Halkların Eşitlik ve Demokrasi Partisi (DEM Parti) Eş Genel Başkanı Tülay Hatimoğulları, Meclis’te partisinin haftalık grup toplantısında gündemdeki gelişmeleri değerlendirdi. Tülay Hatimoğulları, Çerkez Soykırımı’nın yıl dönümüne işaret ederek, zorla sürgün edilen ve yaşamını yitiren binlerce Çerkes’i andı. Tülay Hatimoğulları, soykırıma dair “yüzleşme” çağrısında bulundu. Cumartesi Anneleri’nin mücadelesine de değinen Tülay Hatimoğulları, “Bu adalet yolundan asla dönmeyeceğiz” dedi.
“EŞSİZ BİR FIRSAT”
Kürt Halk Önderi Abdullah Öcalan’ın 27 Şubat’ta yaptığı “Barış ve Demokratik Toplum Çağrısı”na dikkati çeken Tülay Hatimoğulları, “Yaptığı çağrı; bir yüz yıl açısından değerlendirdiğimizde asrın çağrısıdır.

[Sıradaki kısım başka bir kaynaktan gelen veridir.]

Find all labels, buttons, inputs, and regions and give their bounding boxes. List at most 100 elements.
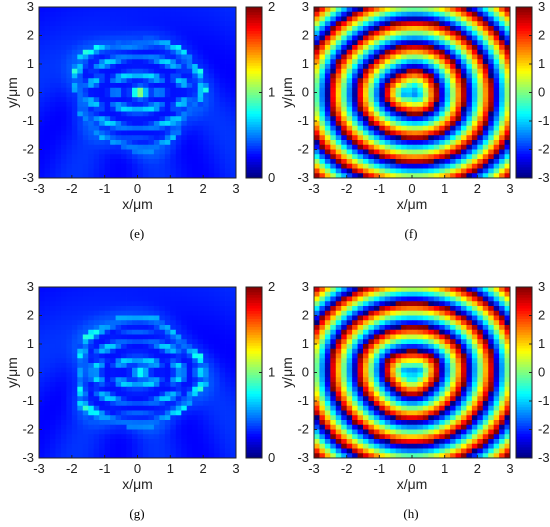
heatmap-cell [482, 159, 489, 165]
heatmap-cell [208, 443, 215, 449]
heatmap-cell [341, 296, 348, 302]
heatmap-cell [186, 405, 193, 411]
heatmap-cell [126, 135, 133, 141]
heatmap-cell [93, 291, 100, 297]
heatmap-cell [192, 439, 199, 445]
heatmap-cell [363, 35, 369, 41]
heatmap-cell [335, 372, 342, 378]
heatmap-cell [493, 130, 500, 136]
heatmap-cell [66, 434, 73, 440]
heatmap-cell [197, 310, 204, 316]
heatmap-cell [455, 54, 462, 60]
heatmap-cell [186, 344, 193, 350]
heatmap-cell [352, 7, 358, 13]
heatmap-cell [433, 135, 440, 141]
heatmap-cell [471, 135, 478, 141]
heatmap-cell [368, 40, 375, 46]
heatmap-cell [115, 315, 122, 321]
heatmap-cell [330, 163, 337, 169]
heatmap-cell [93, 92, 100, 98]
heatmap-cell [384, 154, 391, 160]
heatmap-cell [142, 35, 149, 41]
heatmap-cell [186, 367, 193, 373]
heatmap-cell [412, 382, 418, 388]
heatmap-cell [330, 168, 337, 174]
heatmap-cell [439, 92, 446, 98]
heatmap-cell [115, 168, 122, 174]
heatmap-cell [219, 344, 226, 350]
heatmap-cell [88, 11, 95, 17]
heatmap-cell [137, 149, 144, 155]
heatmap-cell [208, 140, 215, 146]
colorbar-step [516, 73, 532, 77]
heatmap-cell [88, 382, 95, 388]
heatmap-cell [341, 334, 348, 340]
colorbar-step [246, 108, 262, 112]
heatmap-cell [357, 35, 364, 41]
heatmap-cell [324, 325, 331, 331]
heatmap-cell [110, 49, 117, 55]
heatmap-cell [60, 7, 67, 13]
heatmap-cell [455, 35, 462, 41]
heatmap-cell [214, 111, 220, 117]
heatmap-cell [175, 54, 182, 60]
heatmap-cell [77, 410, 84, 416]
heatmap-cell [214, 68, 220, 74]
heatmap-cell [368, 382, 375, 388]
heatmap-cell [115, 367, 122, 373]
heatmap-cell [384, 287, 391, 293]
heatmap-cell [175, 377, 182, 383]
colorbar-step [246, 396, 262, 400]
heatmap-cell [368, 301, 375, 307]
heatmap-cell [390, 97, 397, 103]
heatmap-cell [88, 448, 95, 454]
heatmap-cell [60, 116, 67, 122]
y-tick-label: 2 [27, 308, 34, 323]
heatmap-cell [126, 30, 133, 36]
heatmap-cell [137, 424, 144, 430]
heatmap-cell [110, 125, 117, 131]
heatmap-cell [186, 334, 193, 340]
heatmap-cell [66, 144, 73, 150]
heatmap-cell [153, 429, 160, 435]
heatmap-cell [55, 59, 62, 65]
heatmap-cell [137, 429, 144, 435]
heatmap-cell [60, 420, 67, 426]
heatmap-cell [66, 429, 73, 435]
heatmap-cell [159, 144, 166, 150]
heatmap-cell [153, 59, 160, 65]
heatmap-cell [186, 144, 193, 150]
heatmap-cell [373, 54, 380, 60]
heatmap-cell [230, 377, 237, 383]
heatmap-cell [401, 35, 407, 41]
heatmap-cell [214, 149, 220, 155]
heatmap-cell [477, 173, 484, 179]
heatmap-cell [461, 315, 467, 321]
heatmap-cell [219, 106, 226, 112]
heatmap-cell [55, 344, 62, 350]
heatmap-cell [214, 35, 220, 41]
heatmap-cell [230, 97, 237, 103]
heatmap-cell [439, 35, 446, 41]
heatmap-cell [121, 410, 127, 416]
heatmap-cell [55, 339, 62, 345]
heatmap-cell [197, 291, 204, 297]
heatmap-cell [192, 11, 199, 17]
heatmap-cell [444, 116, 451, 122]
heatmap-cell [504, 26, 511, 32]
heatmap-cell [504, 106, 511, 112]
heatmap-cell [395, 334, 402, 340]
heatmap-cell [110, 329, 117, 335]
colorbar-step [516, 9, 532, 13]
heatmap-cell [77, 106, 84, 112]
heatmap-cell [499, 64, 505, 70]
heatmap-cell [77, 386, 84, 392]
heatmap-cell [384, 21, 391, 27]
heatmap-cell [104, 159, 111, 165]
heatmap-cell [55, 49, 62, 55]
heatmap-cell [66, 287, 73, 293]
heatmap-cell [203, 68, 210, 74]
heatmap-cell [192, 306, 199, 312]
colorbar-step [246, 287, 262, 291]
heatmap-cell [208, 453, 215, 459]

Tarihin çok önemli bir sayfasıdır. Bu çağrı, ülkemizde 50 yıllık çatışmayı bitirmek için eşsiz bir fırsattır. PKK, 12 Mayıs tarihinde kongre kararını duyurarak bir devri kapatıp yeni bir çağı açtığını açıkladı” diye konuştu.
Tülay Hatimoğulları, şunları söyledi: “PKK’nin 12 Mayıs açıklaması da bir milattır. Demokratikleşme ve barış ortamı için alınmış en önemli karardır. Bu, bütün Türkiye halkları ve Ortadoğu halkları için de büyük bir şanstır. Şimdi herkes merakla elbette şu soruları soruyor; Bizler, yaptığımız halk toplantılarında, ziyaret ettiğimiz kurumlardan ve partilerden bu soruları duyuyoruz. Neydi bu sorular? Türkiye’de demokrasi nasıl gelişecek? Kürtlerin hakkı ve hukuku ne olacak? Bütün kimlikler ve inançlar nasıl eşit ve özgürce yaşayacak? Bu soruları yanıtını bulmak elbette çözümün kendisidir.
ADIMLAR İÇİN HERHANGİ BİR ENGEL KALMADI
Bunu bulabilmek için daha fazla ortak paydada yan yana gelmeye ihtiyacımız var. Çözümün, barışın ve demokrasinin kapısını ardına kadar açarsak; biz bu soruların yanıtını bulmuş oluruz. Şiddet ve çatışma gerekçesi ile ertelenen adımlar için artık herhangi bir engel kalmamıştır. Bakın 86 milyon yurttaşımızın geleceği için hükümetin pratik adımları atması, artık tarihi bir anlam taşımaktadır. Hukuki, siyasi, kültürel adımlar atılmalıdır. Türkiye klasik güvenlikçi aklın kelepçesinden mutlaka ama mutlaka kurtulmalıdır. İşte şimdi onurlu bir barışı hep birlikte inşa etmenin vaktidir. Yarım asırdır şiddet ve kanla yazılan sayfaları kapatmanın tam da vaktidir.
DEMOKRATİK CUMHURİYETİN TAM VAKTİ
Ortak vatanda, eşit yaşamı inşa etme ve Demokratik Cumhuriyet ile taçlandırmanın tam vaktidir. Bu ülkenin her köşesinde, her dağında ve ovasında adalet ve özgürlük için barışın bembeyaz sayfasını, özgürlüğün masmavi mürekkebiyle yazmanın tam vaktidir. Kaybedecek vakit yok. Vakit barışın vaktidir. Vakit demokrasinin vaktidir. Vakit adaletin vaktidir.”